Я отодвинул дверь, шагнул. Постоял, готовый скользнуть обратно. Потом нервами ощутил, что нет поблизости ни единой живой души и можно не вздрагивать каждую секунду.
Правда, я продолжал вздрагивать, но уже не от боязни, а от выходящего из меня озноба. В трюме стояло душное, пахнущее ржавчиной и старой краской тепло.
Всюду громоздились пластиковые ящики с разноцветными наклейками и номерами. Верхние ящики оказались не закупорены, легко откидывались крышки.
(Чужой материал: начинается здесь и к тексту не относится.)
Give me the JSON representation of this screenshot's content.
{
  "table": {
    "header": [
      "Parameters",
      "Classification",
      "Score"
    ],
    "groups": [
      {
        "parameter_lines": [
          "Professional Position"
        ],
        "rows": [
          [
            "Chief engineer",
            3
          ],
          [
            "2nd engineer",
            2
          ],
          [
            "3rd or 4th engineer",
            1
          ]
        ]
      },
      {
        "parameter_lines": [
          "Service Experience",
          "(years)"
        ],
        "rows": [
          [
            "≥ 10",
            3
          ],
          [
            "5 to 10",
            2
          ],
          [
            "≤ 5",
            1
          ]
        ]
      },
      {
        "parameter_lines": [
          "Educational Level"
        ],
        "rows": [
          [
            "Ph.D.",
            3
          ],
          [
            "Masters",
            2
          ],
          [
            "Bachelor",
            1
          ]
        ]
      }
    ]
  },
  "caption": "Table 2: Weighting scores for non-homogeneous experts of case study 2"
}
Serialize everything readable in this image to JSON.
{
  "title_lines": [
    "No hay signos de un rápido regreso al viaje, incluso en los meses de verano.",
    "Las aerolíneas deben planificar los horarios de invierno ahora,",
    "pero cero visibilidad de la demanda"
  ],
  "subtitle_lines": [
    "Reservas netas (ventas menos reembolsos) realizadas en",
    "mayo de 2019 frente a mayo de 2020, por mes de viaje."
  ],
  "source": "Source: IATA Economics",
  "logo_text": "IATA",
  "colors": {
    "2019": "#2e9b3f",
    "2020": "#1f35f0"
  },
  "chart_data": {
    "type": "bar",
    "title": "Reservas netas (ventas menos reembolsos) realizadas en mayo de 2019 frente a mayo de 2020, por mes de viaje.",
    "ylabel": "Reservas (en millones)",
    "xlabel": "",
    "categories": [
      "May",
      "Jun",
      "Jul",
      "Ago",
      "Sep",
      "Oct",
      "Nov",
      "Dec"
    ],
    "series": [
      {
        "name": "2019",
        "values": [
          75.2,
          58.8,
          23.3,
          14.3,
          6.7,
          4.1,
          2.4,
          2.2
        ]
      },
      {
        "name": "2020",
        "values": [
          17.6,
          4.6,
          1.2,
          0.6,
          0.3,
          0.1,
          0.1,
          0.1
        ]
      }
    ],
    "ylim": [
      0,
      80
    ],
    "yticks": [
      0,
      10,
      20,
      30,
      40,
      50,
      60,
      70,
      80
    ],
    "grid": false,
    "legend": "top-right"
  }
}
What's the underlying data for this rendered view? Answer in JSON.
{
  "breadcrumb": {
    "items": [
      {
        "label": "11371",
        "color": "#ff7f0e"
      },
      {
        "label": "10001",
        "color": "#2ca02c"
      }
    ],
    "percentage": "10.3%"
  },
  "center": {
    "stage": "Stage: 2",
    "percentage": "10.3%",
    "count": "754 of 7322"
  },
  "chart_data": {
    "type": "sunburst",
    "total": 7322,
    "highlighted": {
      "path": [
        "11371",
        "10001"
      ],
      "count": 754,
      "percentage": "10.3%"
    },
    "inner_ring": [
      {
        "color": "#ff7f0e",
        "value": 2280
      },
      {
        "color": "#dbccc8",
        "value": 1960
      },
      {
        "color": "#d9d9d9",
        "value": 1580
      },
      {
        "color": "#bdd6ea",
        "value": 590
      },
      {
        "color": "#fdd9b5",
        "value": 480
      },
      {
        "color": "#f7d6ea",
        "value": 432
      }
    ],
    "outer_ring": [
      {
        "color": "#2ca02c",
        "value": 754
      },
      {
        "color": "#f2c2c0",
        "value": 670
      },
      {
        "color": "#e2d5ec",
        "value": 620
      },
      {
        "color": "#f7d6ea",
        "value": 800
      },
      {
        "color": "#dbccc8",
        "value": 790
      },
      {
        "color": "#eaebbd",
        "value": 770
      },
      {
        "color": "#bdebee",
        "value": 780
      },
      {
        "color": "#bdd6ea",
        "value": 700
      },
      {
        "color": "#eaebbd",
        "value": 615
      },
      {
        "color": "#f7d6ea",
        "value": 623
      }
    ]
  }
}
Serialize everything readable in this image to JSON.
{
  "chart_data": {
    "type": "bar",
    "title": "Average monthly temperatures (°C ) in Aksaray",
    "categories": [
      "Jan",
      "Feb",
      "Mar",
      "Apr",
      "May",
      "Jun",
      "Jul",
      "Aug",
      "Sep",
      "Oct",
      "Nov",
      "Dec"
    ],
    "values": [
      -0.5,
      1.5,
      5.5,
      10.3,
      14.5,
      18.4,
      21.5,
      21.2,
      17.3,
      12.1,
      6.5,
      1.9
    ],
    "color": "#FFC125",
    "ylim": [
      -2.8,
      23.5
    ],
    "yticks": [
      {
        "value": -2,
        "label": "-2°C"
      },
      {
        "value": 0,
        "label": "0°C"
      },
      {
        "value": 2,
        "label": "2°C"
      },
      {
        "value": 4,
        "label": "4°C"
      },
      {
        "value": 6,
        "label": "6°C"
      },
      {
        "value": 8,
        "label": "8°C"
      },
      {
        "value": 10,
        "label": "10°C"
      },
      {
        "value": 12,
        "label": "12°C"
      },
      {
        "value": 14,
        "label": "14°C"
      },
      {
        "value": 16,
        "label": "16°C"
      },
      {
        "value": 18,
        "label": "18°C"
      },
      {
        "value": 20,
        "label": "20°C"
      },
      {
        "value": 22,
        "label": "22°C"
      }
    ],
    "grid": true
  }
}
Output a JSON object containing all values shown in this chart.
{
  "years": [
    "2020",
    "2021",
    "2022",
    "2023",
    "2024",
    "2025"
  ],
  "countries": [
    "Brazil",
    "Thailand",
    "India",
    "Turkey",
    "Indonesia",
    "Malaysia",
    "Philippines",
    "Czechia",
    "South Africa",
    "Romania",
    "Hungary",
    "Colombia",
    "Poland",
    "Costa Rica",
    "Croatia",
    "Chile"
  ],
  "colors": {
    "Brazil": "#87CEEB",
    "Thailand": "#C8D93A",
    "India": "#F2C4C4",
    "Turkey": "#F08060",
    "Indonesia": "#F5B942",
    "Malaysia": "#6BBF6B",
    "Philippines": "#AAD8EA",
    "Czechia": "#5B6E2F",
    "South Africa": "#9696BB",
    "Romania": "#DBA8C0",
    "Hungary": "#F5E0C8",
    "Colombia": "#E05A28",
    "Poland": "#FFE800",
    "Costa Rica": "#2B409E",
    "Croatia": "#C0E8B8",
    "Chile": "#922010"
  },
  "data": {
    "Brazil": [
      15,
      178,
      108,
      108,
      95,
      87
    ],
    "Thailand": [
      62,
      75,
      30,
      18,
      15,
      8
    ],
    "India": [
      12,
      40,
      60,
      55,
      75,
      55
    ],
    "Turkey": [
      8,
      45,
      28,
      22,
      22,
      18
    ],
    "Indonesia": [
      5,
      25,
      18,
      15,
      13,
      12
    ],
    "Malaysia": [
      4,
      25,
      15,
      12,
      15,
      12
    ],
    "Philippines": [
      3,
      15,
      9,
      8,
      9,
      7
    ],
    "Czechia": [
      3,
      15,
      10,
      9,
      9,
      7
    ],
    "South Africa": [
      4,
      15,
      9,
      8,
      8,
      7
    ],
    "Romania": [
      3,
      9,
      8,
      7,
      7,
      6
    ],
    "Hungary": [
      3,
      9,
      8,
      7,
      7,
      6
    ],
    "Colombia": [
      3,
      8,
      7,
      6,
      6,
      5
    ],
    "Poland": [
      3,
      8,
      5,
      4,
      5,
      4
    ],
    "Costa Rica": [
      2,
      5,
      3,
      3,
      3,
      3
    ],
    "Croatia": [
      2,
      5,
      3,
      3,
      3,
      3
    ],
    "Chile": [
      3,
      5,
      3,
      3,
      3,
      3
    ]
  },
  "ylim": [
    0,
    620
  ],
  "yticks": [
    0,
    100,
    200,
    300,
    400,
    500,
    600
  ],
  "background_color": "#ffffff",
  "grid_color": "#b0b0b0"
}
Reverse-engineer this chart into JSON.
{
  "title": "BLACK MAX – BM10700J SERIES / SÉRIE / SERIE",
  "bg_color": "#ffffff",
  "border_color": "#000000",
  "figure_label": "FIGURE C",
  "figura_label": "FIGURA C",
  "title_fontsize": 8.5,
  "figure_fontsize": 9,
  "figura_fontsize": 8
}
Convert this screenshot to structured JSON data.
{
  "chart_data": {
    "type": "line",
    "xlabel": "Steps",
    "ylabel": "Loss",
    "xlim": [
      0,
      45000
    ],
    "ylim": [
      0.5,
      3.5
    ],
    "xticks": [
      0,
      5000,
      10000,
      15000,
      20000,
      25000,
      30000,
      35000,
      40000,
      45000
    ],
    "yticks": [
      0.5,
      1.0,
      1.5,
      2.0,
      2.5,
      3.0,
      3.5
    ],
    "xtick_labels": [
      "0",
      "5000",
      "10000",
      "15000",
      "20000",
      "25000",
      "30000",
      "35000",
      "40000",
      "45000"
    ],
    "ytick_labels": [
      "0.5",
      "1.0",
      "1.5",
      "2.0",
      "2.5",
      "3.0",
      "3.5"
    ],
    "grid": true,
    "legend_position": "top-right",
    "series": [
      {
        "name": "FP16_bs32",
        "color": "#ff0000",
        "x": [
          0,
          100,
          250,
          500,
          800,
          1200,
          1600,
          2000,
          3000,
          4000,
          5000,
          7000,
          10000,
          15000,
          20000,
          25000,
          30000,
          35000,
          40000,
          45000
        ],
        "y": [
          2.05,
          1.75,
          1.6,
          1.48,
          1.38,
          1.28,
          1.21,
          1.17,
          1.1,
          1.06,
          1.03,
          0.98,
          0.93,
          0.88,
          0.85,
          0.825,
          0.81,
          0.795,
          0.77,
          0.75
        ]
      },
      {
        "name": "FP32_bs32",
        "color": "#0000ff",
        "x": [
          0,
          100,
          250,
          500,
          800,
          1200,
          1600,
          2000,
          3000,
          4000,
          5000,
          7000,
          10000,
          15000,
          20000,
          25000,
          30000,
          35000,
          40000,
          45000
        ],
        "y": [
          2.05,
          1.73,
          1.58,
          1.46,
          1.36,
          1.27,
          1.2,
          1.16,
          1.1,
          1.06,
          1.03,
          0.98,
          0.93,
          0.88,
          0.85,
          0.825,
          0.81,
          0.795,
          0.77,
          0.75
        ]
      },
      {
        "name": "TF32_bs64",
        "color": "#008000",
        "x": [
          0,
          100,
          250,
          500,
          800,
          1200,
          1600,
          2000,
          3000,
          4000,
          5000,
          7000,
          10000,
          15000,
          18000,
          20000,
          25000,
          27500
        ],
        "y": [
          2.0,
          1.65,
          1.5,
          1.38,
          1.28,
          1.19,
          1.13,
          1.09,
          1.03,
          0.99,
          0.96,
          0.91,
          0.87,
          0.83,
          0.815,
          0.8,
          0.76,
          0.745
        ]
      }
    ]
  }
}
В одном ящике была ребячья обувь. Всякая. Во втором — постельное белье и полотенца. В третьем — рубашки… Я понял, что это вещи, которые жители города собирали для «бедных сироток». Только на «Розалине» нам такое имущество не давали — обряжали «сироток» во все казенное. А собранные вещи хранили в трюме. Для чего, я не понял. Да и не очень думал об этом. Просто кидался от ящика к ящику…
Скоро я нашел все, чтобы выглядеть как нормальный, «благополучный» старотопольский пацан, — в легких спортивных башмаках, в шортах из синтетической замши, в майке с портретом веселой обезьяны из фильма «Раз — космос, два — космос!» А потом отыскал еще безрукавку с карманами и пряжками. И сразу почувствовал себя человеком. Когда без одежды — такое ощущение беззащитности, а теперь был уверен, что спасусь.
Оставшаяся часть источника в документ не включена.